A Tale of Two Proms

By Evelyn Cooper and Mary Alford-Carman



The following presents two prom perspectives - the mother of a daughter, and the mother of a son, on that scary day known as PROM DAY.

"For the love of Mike! You need to get up! It's eight in the morning and we have half an hour to get you to the salon for a main/pedi! You've been hitting snooze for an hour. Where are my keys, get your purse! Let's go!"

"Yeah, he's sleeping. Let's go get some breakfast. Cracker Barrel?"

Ten in the morning and yes, we're still getting the nails done. Mid-way the daughter unit decides the color scheme is just too much and must be changed to a French manicure. Mama is shooting freeze, dried Folgers. Because, ya know, caffeine.

"Wow, you're up?
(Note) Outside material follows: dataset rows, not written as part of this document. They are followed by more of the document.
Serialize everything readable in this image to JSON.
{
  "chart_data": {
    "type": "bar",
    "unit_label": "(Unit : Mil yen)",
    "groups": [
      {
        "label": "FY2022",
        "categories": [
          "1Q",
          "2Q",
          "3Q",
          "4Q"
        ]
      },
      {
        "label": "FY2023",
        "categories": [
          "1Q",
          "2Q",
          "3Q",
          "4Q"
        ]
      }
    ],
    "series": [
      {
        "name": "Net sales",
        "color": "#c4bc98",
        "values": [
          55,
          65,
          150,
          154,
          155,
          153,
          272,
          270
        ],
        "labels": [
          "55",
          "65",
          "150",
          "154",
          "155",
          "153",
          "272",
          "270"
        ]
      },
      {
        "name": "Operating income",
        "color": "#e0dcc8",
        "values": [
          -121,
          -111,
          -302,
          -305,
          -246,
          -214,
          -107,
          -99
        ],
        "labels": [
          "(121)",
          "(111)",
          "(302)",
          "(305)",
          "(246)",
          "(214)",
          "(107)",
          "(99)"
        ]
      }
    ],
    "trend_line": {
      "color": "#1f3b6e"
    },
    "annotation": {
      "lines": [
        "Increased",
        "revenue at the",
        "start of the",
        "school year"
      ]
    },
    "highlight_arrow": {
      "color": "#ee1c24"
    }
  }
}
Gonna eat anything decent or just sticking with that leftover bag of Halloween candy? Who is that? Manchester United? Thought you were an Everton fan? Oh, ok. We're headed to CVS for some vitamins for your Daddy. Do you need a new stick of deodorant? Be back in a bit."
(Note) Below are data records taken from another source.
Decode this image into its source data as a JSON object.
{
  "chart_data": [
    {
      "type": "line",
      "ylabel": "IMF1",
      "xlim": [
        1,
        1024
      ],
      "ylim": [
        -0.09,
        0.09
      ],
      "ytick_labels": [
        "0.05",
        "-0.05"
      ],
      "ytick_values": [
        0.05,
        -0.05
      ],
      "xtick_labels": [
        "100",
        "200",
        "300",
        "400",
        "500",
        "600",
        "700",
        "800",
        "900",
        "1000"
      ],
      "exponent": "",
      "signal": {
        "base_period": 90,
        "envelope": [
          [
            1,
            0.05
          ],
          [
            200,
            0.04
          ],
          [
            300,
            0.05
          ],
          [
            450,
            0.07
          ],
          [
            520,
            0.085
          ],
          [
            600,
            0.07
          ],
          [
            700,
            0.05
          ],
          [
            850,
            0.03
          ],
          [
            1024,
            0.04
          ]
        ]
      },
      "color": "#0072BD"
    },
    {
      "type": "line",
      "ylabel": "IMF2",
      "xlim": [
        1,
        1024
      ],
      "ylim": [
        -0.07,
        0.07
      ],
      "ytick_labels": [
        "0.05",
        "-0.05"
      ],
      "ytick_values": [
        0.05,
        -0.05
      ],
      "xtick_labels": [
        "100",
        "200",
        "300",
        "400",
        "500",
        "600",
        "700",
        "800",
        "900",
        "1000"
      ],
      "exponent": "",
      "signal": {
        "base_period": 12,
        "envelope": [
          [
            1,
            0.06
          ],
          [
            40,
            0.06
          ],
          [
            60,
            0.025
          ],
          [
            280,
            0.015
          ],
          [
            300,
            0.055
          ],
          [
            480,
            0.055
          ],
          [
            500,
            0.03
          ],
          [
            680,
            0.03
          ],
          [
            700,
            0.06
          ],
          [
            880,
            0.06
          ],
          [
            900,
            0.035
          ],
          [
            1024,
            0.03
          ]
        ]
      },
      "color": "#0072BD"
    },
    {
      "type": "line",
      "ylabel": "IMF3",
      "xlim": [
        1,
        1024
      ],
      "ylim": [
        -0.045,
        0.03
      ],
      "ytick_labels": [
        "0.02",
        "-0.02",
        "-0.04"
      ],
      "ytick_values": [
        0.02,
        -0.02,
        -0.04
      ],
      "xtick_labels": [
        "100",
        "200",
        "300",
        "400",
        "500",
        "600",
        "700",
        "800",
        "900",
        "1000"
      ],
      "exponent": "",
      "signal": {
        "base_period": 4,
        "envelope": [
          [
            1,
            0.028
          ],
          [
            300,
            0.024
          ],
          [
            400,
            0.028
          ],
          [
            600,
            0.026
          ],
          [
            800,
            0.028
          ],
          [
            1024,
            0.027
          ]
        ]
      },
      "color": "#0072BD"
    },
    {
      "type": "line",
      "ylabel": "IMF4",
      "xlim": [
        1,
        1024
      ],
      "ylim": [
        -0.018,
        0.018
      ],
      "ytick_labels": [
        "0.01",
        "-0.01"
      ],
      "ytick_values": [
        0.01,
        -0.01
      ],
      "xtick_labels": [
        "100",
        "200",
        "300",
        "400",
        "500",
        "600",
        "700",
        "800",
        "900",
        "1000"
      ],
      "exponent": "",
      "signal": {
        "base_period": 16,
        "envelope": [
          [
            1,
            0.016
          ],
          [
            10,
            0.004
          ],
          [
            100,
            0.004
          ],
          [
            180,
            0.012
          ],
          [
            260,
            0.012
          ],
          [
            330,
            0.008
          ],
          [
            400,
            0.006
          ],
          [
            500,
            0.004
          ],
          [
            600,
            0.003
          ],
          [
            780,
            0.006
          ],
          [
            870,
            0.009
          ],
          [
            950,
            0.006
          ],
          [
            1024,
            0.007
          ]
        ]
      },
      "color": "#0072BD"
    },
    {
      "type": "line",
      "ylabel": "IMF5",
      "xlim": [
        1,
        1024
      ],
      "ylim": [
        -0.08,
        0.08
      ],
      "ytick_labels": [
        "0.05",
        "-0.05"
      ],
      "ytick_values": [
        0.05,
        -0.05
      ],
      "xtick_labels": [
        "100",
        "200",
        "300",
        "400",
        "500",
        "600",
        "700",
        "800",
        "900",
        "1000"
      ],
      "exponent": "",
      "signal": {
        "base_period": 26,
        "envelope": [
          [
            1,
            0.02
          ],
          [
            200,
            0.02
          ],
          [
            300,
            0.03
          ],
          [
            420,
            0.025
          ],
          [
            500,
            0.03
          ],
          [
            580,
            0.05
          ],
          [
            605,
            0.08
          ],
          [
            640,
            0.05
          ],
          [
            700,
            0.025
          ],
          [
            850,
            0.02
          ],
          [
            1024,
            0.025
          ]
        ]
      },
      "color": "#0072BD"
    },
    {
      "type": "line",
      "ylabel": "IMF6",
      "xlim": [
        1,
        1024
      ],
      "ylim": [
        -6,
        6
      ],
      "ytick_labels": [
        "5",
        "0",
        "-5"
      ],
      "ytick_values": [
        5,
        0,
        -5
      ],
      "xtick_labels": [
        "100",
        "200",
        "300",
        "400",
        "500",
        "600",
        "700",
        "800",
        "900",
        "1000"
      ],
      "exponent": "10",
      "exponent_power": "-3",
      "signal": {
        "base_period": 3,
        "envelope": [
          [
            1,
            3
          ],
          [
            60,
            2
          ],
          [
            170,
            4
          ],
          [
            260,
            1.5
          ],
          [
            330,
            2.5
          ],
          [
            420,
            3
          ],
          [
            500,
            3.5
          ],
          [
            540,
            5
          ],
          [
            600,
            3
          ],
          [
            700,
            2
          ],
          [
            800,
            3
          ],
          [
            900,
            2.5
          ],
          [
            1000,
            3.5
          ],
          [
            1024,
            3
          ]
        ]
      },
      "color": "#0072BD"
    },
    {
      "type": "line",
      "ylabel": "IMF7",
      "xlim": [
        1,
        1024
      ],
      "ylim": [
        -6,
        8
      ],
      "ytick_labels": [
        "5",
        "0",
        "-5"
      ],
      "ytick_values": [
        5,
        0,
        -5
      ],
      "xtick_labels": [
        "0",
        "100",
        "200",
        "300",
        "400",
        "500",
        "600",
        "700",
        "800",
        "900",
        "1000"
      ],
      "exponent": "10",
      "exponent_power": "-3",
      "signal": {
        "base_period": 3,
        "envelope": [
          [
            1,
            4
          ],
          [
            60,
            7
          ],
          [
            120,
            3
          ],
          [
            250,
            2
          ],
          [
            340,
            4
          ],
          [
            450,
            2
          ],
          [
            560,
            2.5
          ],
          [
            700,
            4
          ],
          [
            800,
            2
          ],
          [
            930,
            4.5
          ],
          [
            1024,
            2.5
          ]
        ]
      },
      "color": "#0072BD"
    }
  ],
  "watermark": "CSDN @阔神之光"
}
Finally it's 12 noon and shoes, purse, decorative hair pins and dress are laid out while my baby girl is in the shower. Nicked her leg while shaving, the world is coming to an end. Mama rushes out to the drug store to get the flesh tone bandages. Mama's delivery service never ends, but the warranty on my tires will.
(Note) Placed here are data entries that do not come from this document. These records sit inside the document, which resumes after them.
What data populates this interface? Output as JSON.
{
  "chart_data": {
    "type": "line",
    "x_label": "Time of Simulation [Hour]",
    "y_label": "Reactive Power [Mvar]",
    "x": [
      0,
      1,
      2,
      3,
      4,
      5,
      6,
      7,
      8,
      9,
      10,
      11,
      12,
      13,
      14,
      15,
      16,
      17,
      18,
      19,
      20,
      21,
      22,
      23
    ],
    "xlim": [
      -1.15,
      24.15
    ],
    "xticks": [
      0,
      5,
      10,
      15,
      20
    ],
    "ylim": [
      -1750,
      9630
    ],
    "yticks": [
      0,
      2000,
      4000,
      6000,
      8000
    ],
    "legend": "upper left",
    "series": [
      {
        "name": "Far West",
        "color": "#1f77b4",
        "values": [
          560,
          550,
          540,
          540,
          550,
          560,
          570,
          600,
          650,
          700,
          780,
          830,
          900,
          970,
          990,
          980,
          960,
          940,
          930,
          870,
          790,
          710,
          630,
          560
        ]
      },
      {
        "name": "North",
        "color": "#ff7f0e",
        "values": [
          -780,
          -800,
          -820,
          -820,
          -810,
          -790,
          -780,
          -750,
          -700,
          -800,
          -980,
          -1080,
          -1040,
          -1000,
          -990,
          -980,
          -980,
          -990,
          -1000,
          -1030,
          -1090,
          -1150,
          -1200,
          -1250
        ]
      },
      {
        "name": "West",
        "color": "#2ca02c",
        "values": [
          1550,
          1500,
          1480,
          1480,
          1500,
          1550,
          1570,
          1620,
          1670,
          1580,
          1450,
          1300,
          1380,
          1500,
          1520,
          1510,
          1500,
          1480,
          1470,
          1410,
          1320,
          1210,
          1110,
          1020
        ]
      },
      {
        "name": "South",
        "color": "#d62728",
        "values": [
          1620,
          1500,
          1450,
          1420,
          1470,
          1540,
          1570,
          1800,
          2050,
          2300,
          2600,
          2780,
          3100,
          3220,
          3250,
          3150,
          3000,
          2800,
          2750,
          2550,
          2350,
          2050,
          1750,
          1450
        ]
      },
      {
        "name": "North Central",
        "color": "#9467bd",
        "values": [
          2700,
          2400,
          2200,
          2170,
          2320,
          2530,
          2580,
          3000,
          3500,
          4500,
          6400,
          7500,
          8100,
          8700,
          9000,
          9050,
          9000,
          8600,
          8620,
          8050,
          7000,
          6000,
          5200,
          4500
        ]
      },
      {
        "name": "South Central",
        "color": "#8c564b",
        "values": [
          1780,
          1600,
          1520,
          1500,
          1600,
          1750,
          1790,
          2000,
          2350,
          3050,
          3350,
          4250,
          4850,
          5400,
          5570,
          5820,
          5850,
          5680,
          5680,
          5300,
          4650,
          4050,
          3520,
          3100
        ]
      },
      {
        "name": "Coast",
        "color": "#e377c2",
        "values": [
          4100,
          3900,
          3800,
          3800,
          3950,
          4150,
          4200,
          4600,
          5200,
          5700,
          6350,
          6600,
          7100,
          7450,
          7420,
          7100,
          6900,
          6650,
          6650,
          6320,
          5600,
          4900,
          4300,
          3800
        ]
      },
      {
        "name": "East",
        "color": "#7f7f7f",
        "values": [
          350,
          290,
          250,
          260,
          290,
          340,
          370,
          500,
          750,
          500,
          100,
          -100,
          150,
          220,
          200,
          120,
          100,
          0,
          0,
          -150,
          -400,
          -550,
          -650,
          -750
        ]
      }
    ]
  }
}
"Zaxby's or last nights leftovers? Zaxby's it is."

One in the afternoon, we're squealing tires into the parking lot of the hair dressers. Out comes the curling iron, the mega-ton-destroy-the-ozone hair spray and five hundred decorative hair pins that were bought after searching fifty stores. It's a fortune in faux pearls and crystal beading. Life is so shiny.

"Hey, what time are you supposed to be at her house? And where are we taking pictures at? Why in the world are we going over there? What was wrong with the close by locations from last year? Yes, I get that you're not in charge." First moment of concern - "No, I don't know where your belt is. Didn't you bring it back from Clemson with your dress clothes?" Yells at other son - "go look in the car and see if the belt fell off the hanger when y'all brought back home your dress clothes." No belt. "No, you can't wear your Daddy's belt. You don't have a stomach. He does. Look the vest covers the belt loops anyway. The waistline was nipped. The pants look fine. Go without one."

In a whoosh it all becomes frantic. Arrival time is looming. "What do you mean everyone is coming here to meet up?  I better take a shower.  Yes, you can borrow my Channel No 5, no you can't get it now, I'm in the shower! What do you mean you don't like the earrings you had me buy for your gown because they matched so perfectly? Here, try my pearl earrings. Yes, you're right, the first earrings looked better. No, you can't pull the gown on over your head! That hairdo cost fifty dollars, STEP into the gown! You have to take off your high heels first!
Oh no! The doorbell! Daddy will get it. Yes, I told him not to scare your date!"

"Got directions? Yes, I understand how Google Maps works. We're gonna be late.  Need any cash? Here's some. Are we ready? Hey, we're going out to eat with your girlfriend's parents after pictures. Which baby pictures should I show them? Just kidding - about the pictures. Let's go."


It's 3:30, are all of the couples and their parents here now? Sure, I have coffee. Cream. Soda. Yes, I'll help you with your boutonniere. You need help too, and you? Form a line. Okay, time to go to the entrance for the photos! Watch your dress when you get in the car. Yes, I have the purse."

Husband pulls up in front of son's girlfriend's house. Husband announces he forgot to go potty. I assure him that there will be restrooms inside their home. We head inside. She's not dressed. Husband heads back to our house to get my iPhone, and use the restroom. Fortunately they live around the corner so no biggie. He's back in plenty of time. A few quick pictures. Parents moan over picture location being so far away. Everyone heads out.

"How many poses do they need? Why are they making the girls blow at glitter in their hands? Oh, lovely photo! You do know to call me if anything happens. Don't drink, don't let anyone drive drunk. Oh yeah, you all hired a limo. Have a good time. Make sure he treats you right. Do you have everything you need. I love you. Be safe. Doesn't she look beautiful honey? Yes, I thought the photo with you holding the shot gun was crazy. No, I am not getting misty eyed. I'm not. Where did I put the Jack Daniels?"

No idea what's going on, honey. So stop asking me. Let's just follow. Look he took off his eyeglasses when his girlfriend asked. He never takes them off for a picture when I ask. Sigh. Drive careful!! If you need me....voice trails off.